Выбрать главу

   — Воспитание девиц под наблюдением монахинь — для Европы это старо как мир. Разве что новость для России.

   — О, нет. Никаких монахинь, никаких попов. Светские учителя, светские надзирательницы и самые новые программы обучения, которые императрица составляла с моим участием. Идеальные супруги и матери для будущих по-настоящему просвещённых поколений — где найти государство, которое занялось бы ими?

   — И это было содержанием вашей оживлённой переписки?

   — Невероятно, не правда ли? И притом её императорское величество вникала сама во все детали, спрашивала о мельчайших подробностях, настаивала на всё новых и новых уточнениях. Где не хватало моих собственных соображений, приходилось прибегать к помощи учёных.

   — И всё же, почему русская императрица отказалась от услуг монахинь? Ведь это повсеместно принятая ещё со времён Средневековья практика.

   — В том-то и дело, как объяснил мне господин Нарышкин, в России подобной практики не было и образованием девочек никто не занимался. Чаще всего они преодолевали лишь начатки грамоты, изложенные каким-то мелким церковным причетником. Императрица решила поселить в монастыре некоторое количество монахинь, занимающихся рукоделием, но решительно отделила их от учениц. Ученицы же должны составить два отделения: дворянское и мещанское, также между собой не общающихся.

   — Аристократы и плебеи — привычное разделение.

   — А вот и нет. Дворянское происхождение, но самые обнищавшие и нуждающиеся семьи. Что же касается девиц мещанского звания, то они должны превратиться в завидных невест. Императрицей дарована им невероятная для России привилегия. Если они выходят замуж за людей несвободного состояния, иначе говоря, за рабов, рабы получают освобождение.

   — И много таких завидных невест? Вероятно, капля в море.

   — Да, немного. Всего шестьдесят девиц в одном приёме, но государыня уверила меня в письмах, что это лишь начало, которое должно приучить к новому порядку обывателей.
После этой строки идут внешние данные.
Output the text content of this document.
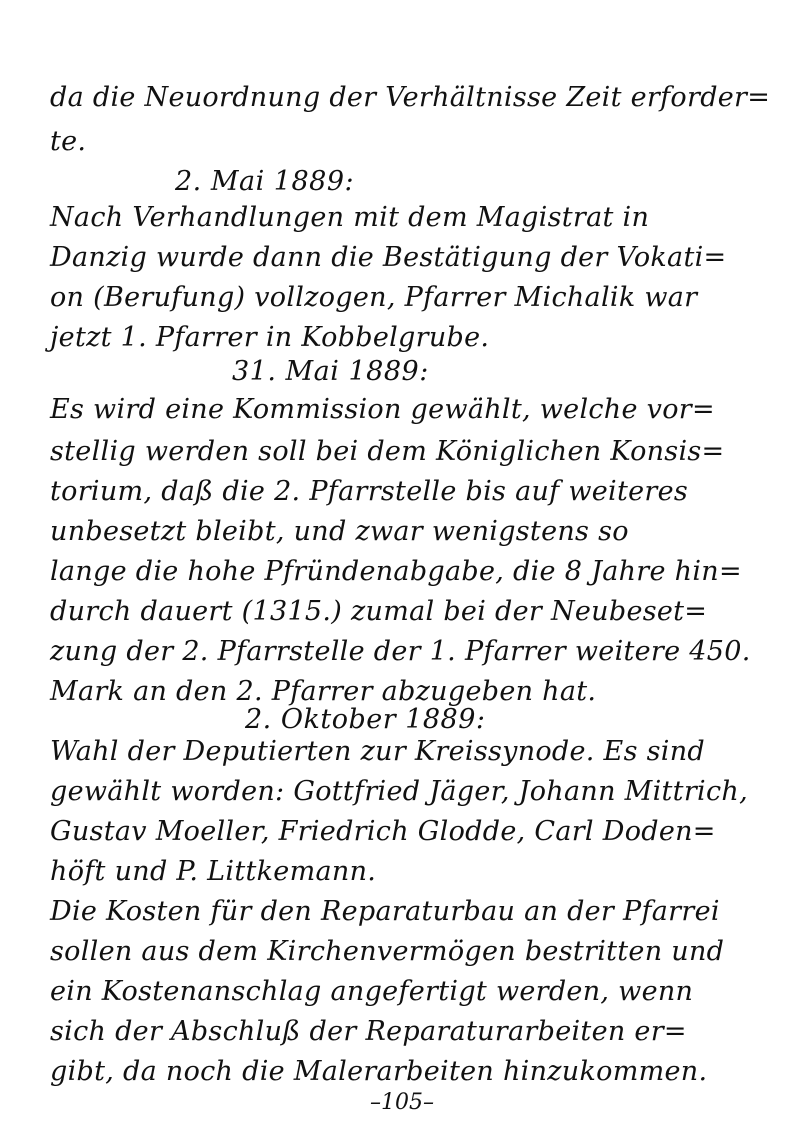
da die Neuordnung der Verhältnisse Zeit erforder=
te.
2. Mai 1889:
Nach Verhandlungen mit dem Magistrat in
Danzig wurde dann die Bestätigung der Vokati=
on (Berufung) vollzogen, Pfarrer Michalik war
jetzt 1. Pfarrer in Kobbelgrube.
31. Mai 1889:
Es wird eine Kommission gewählt, welche vor=
stellig werden soll bei dem Königlichen Konsis=
torium, daß die 2. Pfarrstelle bis auf weiteres
unbesetzt bleibt, und zwar wenigstens so
lange die hohe Pfründenabgabe, die 8 Jahre hin=
durch dauert (1315.) zumal bei der Neubeset=
zung der 2. Pfarrstelle der 1. Pfarrer weitere 450.
Mark an den 2. Pfarrer abzugeben hat.
2. Oktober 1889:
Wahl der Deputierten zur Kreissynode. Es sind
gewählt worden: Gottfried Jäger, Johann Mittrich,
Gustav Moeller, Friedrich Glodde, Carl Doden=
höft und P. Littkemann.
Die Kosten für den Reparaturbau an der Pfarrei
sollen aus dem Kirchenvermögen bestritten und
ein Kostenanschlag angefertigt werden, wenn
sich der Abschluß der Reparaturarbeiten er=
gibt, da noch die Malerarbeiten hinzukommen.
–105–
Я спросил, нельзя ли было бы сразу отменить институт рабства, но получил отрицательный ответ. Императрица считает, что подобное решение могло бы привести к большим беспорядкам в государстве и народному бунту.
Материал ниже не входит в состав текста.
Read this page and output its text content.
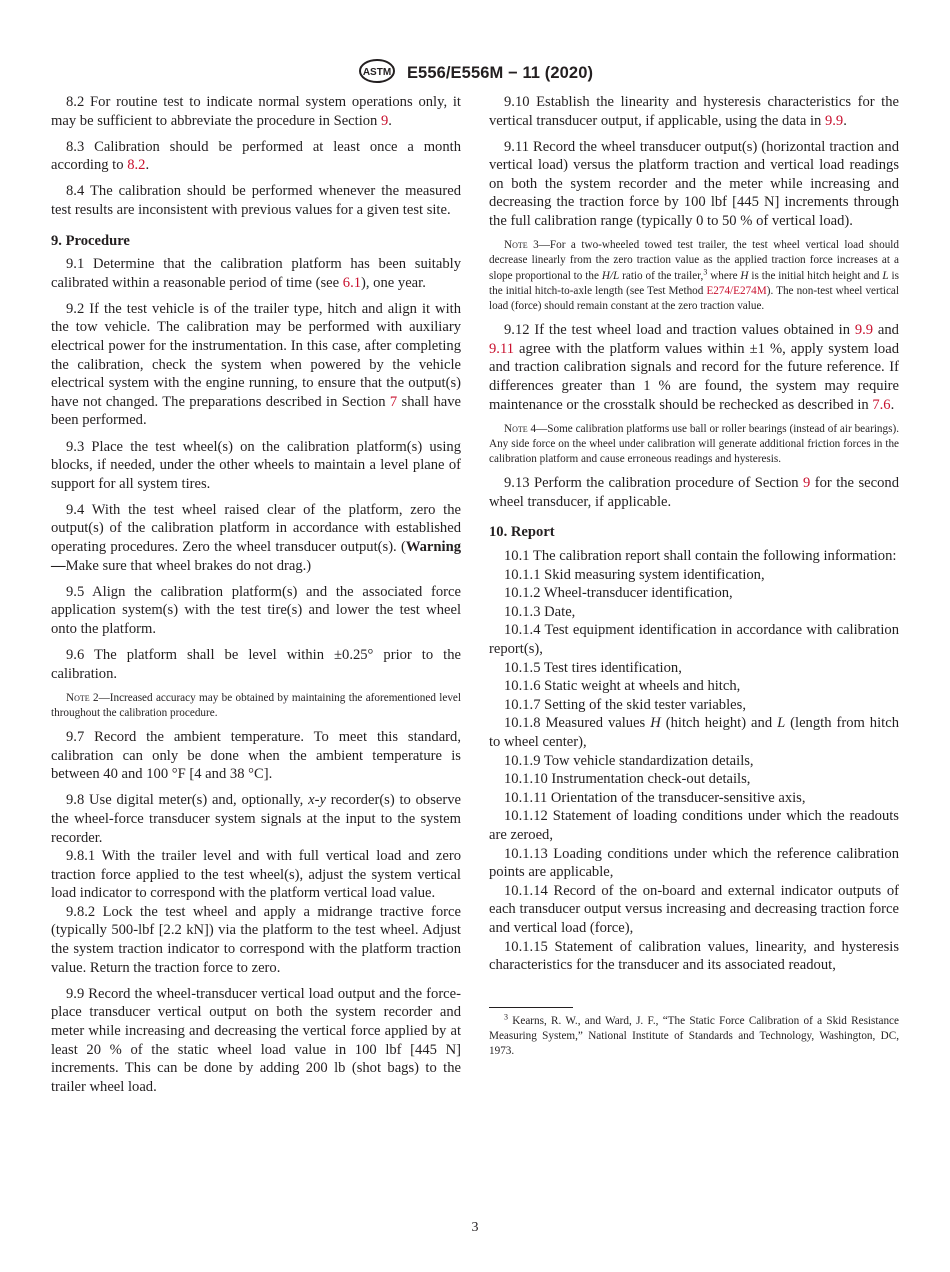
ASTM E556/E556M − 11 (2020)

8.2 For routine test to indicate normal system operations only, it may be sufficient to abbreviate the procedure in Section 9.

8.3 Calibration should be performed at least once a month according to 8.2.

8.4 The calibration should be performed whenever the measured test results are inconsistent with previous values for a given test site.

9. Procedure

9.1 Determine that the calibration platform has been suitably calibrated within a reasonable period of time (see 6.1), one year.

9.2 If the test vehicle is of the trailer type, hitch and align it with the tow vehicle. The calibration may be performed with auxiliary electrical power for the instrumentation. In this case, after completing the calibration, check the system when powered by the vehicle electrical system with the engine running, to ensure that the output(s) have not changed. The preparations described in Section 7 shall have been performed.

9.3 Place the test wheel(s) on the calibration platform(s) using blocks, if needed, under the other wheels to maintain a level plane of support for all system tires.

9.4 With the test wheel raised clear of the platform, zero the output(s) of the calibration platform in accordance with established operating procedures. Zero the wheel transducer output(s). (Warning—Make sure that wheel brakes do not drag.)

9.5 Align the calibration platform(s) and the associated force application system(s) with the test tire(s) and lower the test wheel onto the platform.

9.6 The platform shall be level within ±0.25° prior to the calibration.

Note 2—Increased accuracy may be obtained by maintaining the aforementioned level throughout the calibration procedure.

9.7 Record the ambient temperature. To meet this standard, calibration can only be done when the ambient temperature is between 40 and 100 °F [4 and 38 °C].

9.8 Use digital meter(s) and, optionally, x-y recorder(s) to observe the wheel-force transducer system signals at the input to the system recorder.

9.8.1 With the trailer level and with full vertical load and zero traction force applied to the test wheel(s), adjust the system vertical load indicator to correspond with the platform vertical load value.

9.8.2 Lock the test wheel and apply a midrange tractive force (typically 500-lbf [2.2 kN]) via the platform to the test wheel. Adjust the system traction indicator to correspond with the platform traction value. Return the traction force to zero.

9.9 Record the wheel-transducer vertical load output and the force-place transducer vertical output on both the system recorder and meter while increasing and decreasing the vertical force applied by at least 20 % of the static wheel load value in 100 lbf [445 N] increments. This can be done by adding 200 lb (shot bags) to the trailer wheel load.

9.10 Establish the linearity and hysteresis characteristics for the vertical transducer output, if applicable, using the data in 9.9.

9.11 Record the wheel transducer output(s) (horizontal traction and vertical load) versus the platform traction and vertical load readings on both the system recorder and the meter while increasing and decreasing the traction force by 100 lbf [445 N] increments through the full calibration range (typically 0 to 50 % of vertical load).

Note 3—For a two-wheeled towed test trailer, the test wheel vertical load should decrease linearly from the zero traction value as the applied traction force increases at a slope proportional to the H/L ratio of the trailer,$^3$ where H is the initial hitch height and L is the initial hitch-to-axle length (see Test Method E274/E274M). The non-test wheel vertical load (force) should remain constant at the zero traction value.

9.12 If the test wheel load and traction values obtained in 9.9 and 9.11 agree with the platform values within ±1 %, apply system load and traction calibration signals and record for the future reference. If differences greater than 1 % are found, the system may require maintenance or the crosstalk should be rechecked as described in 7.6.

Note 4—Some calibration platforms use ball or roller bearings (instead of air bearings). Any side force on the wheel under calibration will generate additional friction forces in the calibration platform and cause erroneous readings and hysteresis.

9.13 Perform the calibration procedure of Section 9 for the second wheel transducer, if applicable.

10. Report

10.1 The calibration report shall contain the following information:

10.1.1 Skid measuring system identification,

10.1.2 Wheel-transducer identification,

10.1.3 Date,

10.1.4 Test equipment identification in accordance with calibration report(s),

10.1.5 Test tires identification,

10.1.6 Static weight at wheels and hitch,

10.1.7 Setting of the skid tester variables,

10.1.8 Measured values H (hitch height) and L (length from hitch to wheel center),

10.1.9 Tow vehicle standardization details,

10.1.10 Instrumentation check-out details,

10.1.11 Orientation of the transducer-sensitive axis,

10.1.12 Statement of loading conditions under which the readouts are zeroed,

10.1.13 Loading conditions under which the reference calibration points are applicable,

10.1.14 Record of the on-board and external indicator outputs of each transducer output versus increasing and decreasing traction force and vertical load (force),

10.1.15 Statement of calibration values, linearity, and hysteresis characteristics for the transducer and its associated readout,

$^3$ Kearns, R. W., and Ward, J. F., “The Static Force Calibration of a Skid Resistance Measuring System,” National Institute of Standards and Technology, Washington, DC, 1973.

3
   — Дидро, ты изменил самому себе! Почему бы тебе не вспомнить, что предмет твоих восторгов, эдакий идеальный монарх на престоле, вынуждена бороться сегодня с настоящим народным восстанием, которое явно колеблет основы её престола.

   — Ты имеешь в виду этого страшного казака, проливающего реки крови и уничтожающего дворян? Но ведь он борется не за освобождение народа, а объявляет себя монархом, супругом царствующей императрицы и покушается на ту же самую монархическую власть.

   — И ты полагаешь, народу не всё равно, какой именно монарх занимает престол? В действительности это бунт против твоей идеальной императрицы, реформы которой не доходят до сознания обыкновенных людей.

   — Господа, меня бесполезно переубеждать. Главное — начало Великой Екатериной положено, и я счастлив его поддерживать.

* * *
А.П. Лосенко, Д.Г. Левицкий

Храм на Васильевском острову — иначе Академию трёх знатнейших художеств не назовёшь. Ни суеты. Ни шума. Всё достойно. Горделиво. Царственно — и так сказать можно. Под огромными потолками весь день сумерки. Капителей колонн не разглядишь — высоко. Каждый шаг гулом отдаётся. По лестницам не пробежишь — шествовать только можно. В классах окна на целую стену. Служители в мягких сапогах, как тени, скользят, голоса не поднимут.

Так и следует, наверно. У Антона Павловича Лосенко, профессора живописи исторической, ректора, всё Париж из ума нейдёт. Величия не было — где там! Зато разговоры. Всё свободное от занятий живописью время. И какие разговоры! Посланник российский князь Александр Михайлович Голицын из дому своего не отпускал. Сочинения собственные читал. Мыслями делился. «Плоды обыкновенного здешнего моего сообщества», говаривал. Толковал тогда, что все положения Дидерота хотел к действительности российской соотнести, благо теперь академический фундамент искусствам заложен. Главное — чтоб государство научилось художников уважать, а народ искусство почитать. И любить. Непременно любить. Без богатства и чести художника — от искусства плодов ждать нечего. И притом, чтобы художники у государства были великие.